Led by a 3.9% decline in industrial supplies and a 2.4% drop in petroleum, the Import Price Index fell 1.1% in January, just above an expected decline of 1.2%. Non-petroleum prices were down 0.8%. Treasuries pared some gains following the housing and import price data, but remain mixed.

Industrial production and capacity utilization will be reported later in the morning, and industrial production is expected to decline 1.5% in January, and capacity utilization is expected to be 72.4%. In response to slower consumer and business spending, manufacturers have been working down inventory levels to conserve cash, and are ordering fewer replacement goods.

President Barack Obama is expected to outline his estimated $50 billion foreclosure mitigation plan aimed at stemming the surge in foreclosures, which may subsidize reductions in mortgage payments for struggling homeowners. President Obama will deliver his plan in Phoenix at about 12:15 pm ET.

Beginning at 12:30 pm ET, Fed Chairman Ben Bernanke will speak at the National Press Club regarding the Fed's lending programs and its balance sheet, followed by a discussion about the economy and financial market conditions.

The minutes from the January FOMC meeting are expected at about 2 pm ET. Of particular interest will be the discussion behind Jeffrey M. Lacker's dissention with the Committee's decision to use targeted credit programs, preferring to expand the monetary base by purchasing U.S. Treasuries.

Europe under pressure as earnings reports are in focus

Stocks in Europe are in the red in afternoon action as the sharp sell off in the US on pessimism the recently announced stimulus efforts across the globe will not be enough the stem the slide in the global economy. Corporate profit reports are also in focus and are showing the negative impact of the global recession and financial crisis. Shares of French defense and aerospace equipment company Safran (SAFRY $19) are down 11% after saying it faces a "year of challenges" as the economic contraction hurts air transport demand and the company said its operating profit margin will decline this year.

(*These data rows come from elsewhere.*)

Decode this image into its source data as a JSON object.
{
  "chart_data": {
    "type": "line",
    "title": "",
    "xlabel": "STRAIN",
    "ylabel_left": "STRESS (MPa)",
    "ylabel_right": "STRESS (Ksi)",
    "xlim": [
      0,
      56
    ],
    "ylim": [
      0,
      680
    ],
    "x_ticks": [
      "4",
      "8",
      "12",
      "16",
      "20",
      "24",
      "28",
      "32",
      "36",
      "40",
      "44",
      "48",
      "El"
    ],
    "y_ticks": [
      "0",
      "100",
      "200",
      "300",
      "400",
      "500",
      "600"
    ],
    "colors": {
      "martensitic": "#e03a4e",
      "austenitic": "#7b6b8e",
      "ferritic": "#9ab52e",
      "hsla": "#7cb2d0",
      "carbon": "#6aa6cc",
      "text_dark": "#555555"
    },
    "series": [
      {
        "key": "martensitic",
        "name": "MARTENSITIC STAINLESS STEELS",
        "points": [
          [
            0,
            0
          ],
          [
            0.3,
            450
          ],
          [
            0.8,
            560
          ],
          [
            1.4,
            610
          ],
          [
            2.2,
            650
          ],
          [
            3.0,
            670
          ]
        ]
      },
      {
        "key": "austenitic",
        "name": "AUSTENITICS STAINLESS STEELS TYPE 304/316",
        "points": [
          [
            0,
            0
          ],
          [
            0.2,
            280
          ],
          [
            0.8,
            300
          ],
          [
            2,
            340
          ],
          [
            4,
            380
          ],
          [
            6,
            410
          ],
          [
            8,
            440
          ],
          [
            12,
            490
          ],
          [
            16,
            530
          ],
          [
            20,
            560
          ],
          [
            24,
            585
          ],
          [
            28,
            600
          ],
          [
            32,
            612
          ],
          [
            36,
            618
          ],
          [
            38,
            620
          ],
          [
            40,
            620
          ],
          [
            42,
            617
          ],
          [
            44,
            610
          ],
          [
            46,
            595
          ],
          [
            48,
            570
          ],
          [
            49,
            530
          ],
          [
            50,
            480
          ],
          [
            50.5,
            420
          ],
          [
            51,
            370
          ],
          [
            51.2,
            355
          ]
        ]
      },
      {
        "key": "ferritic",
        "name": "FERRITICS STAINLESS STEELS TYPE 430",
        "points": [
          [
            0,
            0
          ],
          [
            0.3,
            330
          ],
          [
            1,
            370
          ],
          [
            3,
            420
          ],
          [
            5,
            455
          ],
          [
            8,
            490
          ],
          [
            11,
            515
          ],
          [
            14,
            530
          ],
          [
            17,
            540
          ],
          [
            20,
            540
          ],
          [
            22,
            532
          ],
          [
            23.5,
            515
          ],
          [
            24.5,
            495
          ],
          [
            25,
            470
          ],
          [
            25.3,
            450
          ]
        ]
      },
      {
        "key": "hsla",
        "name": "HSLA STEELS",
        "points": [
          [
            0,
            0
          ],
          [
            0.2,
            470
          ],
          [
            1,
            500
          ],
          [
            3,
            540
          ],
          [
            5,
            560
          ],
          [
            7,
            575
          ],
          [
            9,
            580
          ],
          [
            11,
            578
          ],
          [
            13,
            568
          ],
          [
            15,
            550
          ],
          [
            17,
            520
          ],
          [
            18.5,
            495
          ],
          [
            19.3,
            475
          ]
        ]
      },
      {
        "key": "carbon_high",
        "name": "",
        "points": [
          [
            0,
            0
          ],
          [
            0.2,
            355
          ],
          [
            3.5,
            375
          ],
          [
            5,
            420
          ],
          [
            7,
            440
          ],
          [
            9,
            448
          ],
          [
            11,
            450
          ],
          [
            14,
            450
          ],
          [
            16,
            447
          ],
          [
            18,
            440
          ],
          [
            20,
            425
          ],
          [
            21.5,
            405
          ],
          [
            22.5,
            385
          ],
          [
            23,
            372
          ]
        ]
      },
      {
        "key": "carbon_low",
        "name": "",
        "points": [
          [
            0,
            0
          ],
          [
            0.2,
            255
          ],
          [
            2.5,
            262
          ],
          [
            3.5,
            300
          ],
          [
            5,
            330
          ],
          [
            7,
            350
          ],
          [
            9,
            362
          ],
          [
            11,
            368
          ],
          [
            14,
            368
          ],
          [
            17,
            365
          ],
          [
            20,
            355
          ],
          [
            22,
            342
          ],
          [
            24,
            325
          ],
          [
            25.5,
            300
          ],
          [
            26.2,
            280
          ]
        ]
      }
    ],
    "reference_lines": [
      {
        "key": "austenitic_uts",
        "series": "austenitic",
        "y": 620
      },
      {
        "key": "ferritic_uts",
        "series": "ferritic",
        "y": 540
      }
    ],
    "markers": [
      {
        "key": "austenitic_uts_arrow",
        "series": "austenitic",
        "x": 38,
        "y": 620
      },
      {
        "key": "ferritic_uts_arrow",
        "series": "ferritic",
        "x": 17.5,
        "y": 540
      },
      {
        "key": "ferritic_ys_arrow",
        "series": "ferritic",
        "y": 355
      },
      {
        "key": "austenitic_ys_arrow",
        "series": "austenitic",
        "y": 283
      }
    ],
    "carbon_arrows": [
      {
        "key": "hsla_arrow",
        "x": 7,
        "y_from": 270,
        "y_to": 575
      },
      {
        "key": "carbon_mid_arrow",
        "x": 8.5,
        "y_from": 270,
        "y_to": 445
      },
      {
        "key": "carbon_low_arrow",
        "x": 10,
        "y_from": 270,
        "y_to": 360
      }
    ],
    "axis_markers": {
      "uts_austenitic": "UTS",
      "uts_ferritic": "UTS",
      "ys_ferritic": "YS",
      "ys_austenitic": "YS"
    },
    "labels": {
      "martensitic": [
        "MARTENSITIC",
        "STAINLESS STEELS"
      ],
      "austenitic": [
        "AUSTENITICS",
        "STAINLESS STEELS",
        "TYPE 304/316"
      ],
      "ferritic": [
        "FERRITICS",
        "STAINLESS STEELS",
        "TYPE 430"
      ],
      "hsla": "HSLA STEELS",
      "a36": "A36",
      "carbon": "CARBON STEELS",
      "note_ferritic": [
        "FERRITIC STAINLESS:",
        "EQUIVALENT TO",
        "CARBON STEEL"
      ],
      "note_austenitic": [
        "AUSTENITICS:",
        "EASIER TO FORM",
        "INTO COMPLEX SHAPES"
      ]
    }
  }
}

Dutch bank ING Groep (ING $7) is down over 5% after it reported a 4Q loss of 3.71 billion euros ($4.68 billion), the company's second-straight quarterly loss. The company added, "Given the intensity of the crisis, it is difficult to foresee whether ING will be in a position to pay a dividend in 2009." Meanwhile, Commerzbank (CRZBY $4), Germany's second-largest bank, is moving higher after posting a smaller-than-expected 4Q loss and saying it made a "good start" to 2009.

Elsewhere, the Bank of England released the minutes from its most recent monetary policy meeting, in which it reduced its main lending rate to 1.0%, the lowest since the central bank was founded in 1694. The minutes revealed the BoE agreed to conduct alternative measures to increase the money supply to combat the recession. "To the extent that further cuts in bank rate could not inject sufficient stimulus, the committee would need to use alternative policy measures," the minutes said. Therefore, the committee unanimously agreed to seek authority to conduct purchases of government and other securities, financed by the creation of central bank money.

Asia falls as economic pessimism persists

Stocks in Asia were broadly lower on fears that the global recession will last longer and be deeper than expected despite the flood of global economic stimulus. China's shares led the decline, falling almost 5%, while the Nikkei 225 Index dropped 1.5% in Japan, and the South Korean Kospi Index closed 1.2% lower. Drops in metal prices and the solid pressure on crude oil prices also contributed to the broad-based decline as the economic fears weighed on the prospects for demand in commodities. However, Hong Kong's Hang Seng Index bucked the trend and managed to finish 0.6% higher. Australian shares were 1.5% lower as building material company CSR (CSRLF $1) tumbled about 17% after warning of less profit due to lower demand for glass, insulation and plaster board amid the anemic housing environment. Also, Australian financial firm Westpac Banking Corp. (WBK $51) was lower after reporting a 2% drop in profit as bad debts outweighed increased fee income and its CEO said operating conditions will remain "difficult."